Authors: Mary-Kay Bachour*, University of Toronto
Topics: Ethnicity and Race, Indigenous Peoples
Keywords: white settler-colonialism, multiculturalism, Toronto, Indigenous land, resettlement programs
Session Type: Paper
This paper engages with theoretical debates on multiculturalism and the nation-state in the context of Canada. I argue that much of the scholarship critiquing multiculturalism does not engage with analyses of settler-colonialism. I aim to underscore the ways in which multiculturalism as a discourse and policy has been strategically used, and continues to be used, as part of a Canadian settler-colonial structure to divide racialized and colonized peoples.

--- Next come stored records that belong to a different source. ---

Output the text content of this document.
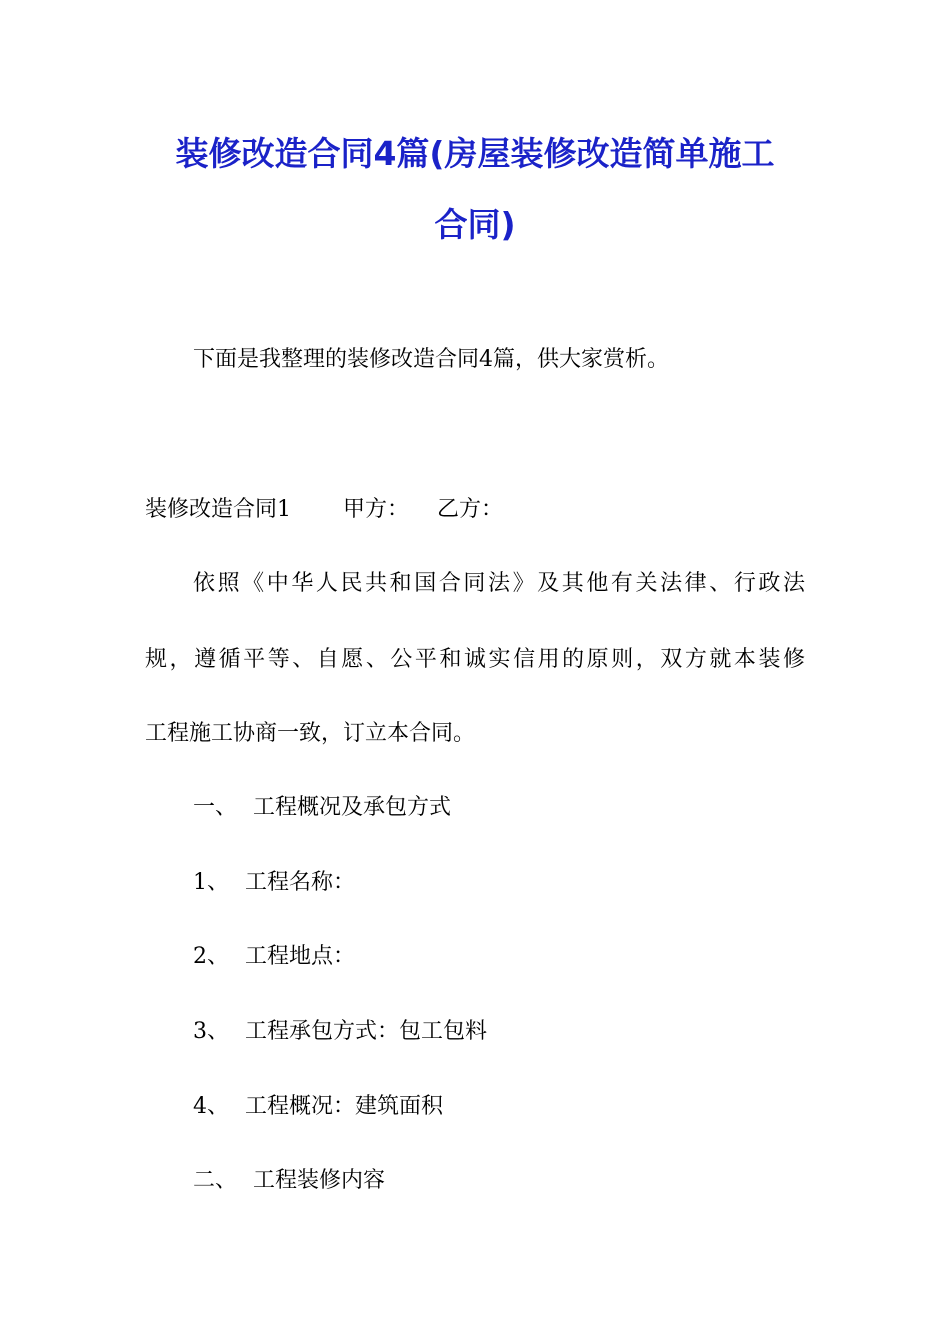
装修改造合同4篇(房屋装修改造简单施工
合同)
下面是我整理的装修改造合同4篇，供大家赏析。
装修改造合同1 甲方： 乙方：
依照《中华人民共和国合同法》及其他有关法律、行政法
规，遵循平等、自愿、公平和诚实信用的原则，双方就本装修
工程施工协商一致，订立本合同。
一、 工程概况及承包方式
1、 工程名称：
2、 工程地点：
3、 工程承包方式：包工包料
4、 工程概况：建筑面积
二、 工程装修内容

When reading current dominant narratives surrounding the acceptance of Syrian refugees in relation to continued cessions of Indigenous land, a greater understanding of multicultural policy and expanding settler-colonial geographies can be made. The main question I wish to investigate in this paper is: How does the Canadian nation-state erase geographies of indigeneity through multicultural policies and practices? For the purposes of this paper, I will: a) offer a policy analysis of the 1971 Multicultural Act and the 1969 White Paper policy; b) present a discourse analysis of recent news outlets focusing on both Canada’s acceptance of Syrian refugees and its commitment to the Truth and Reconciliation Commission; c) open a larger dialogue focused on the relationship between Canadian resettlement programs and Indigenous claims to land in Toronto as it relates to erasures of Indigenous geographies in the city. By offering a multi-scalar analysis of multiculturalism, I hope to bridge conversations between anti-racist critiques of multiculturalism with Indigenous scholarship on white-settler colonialism.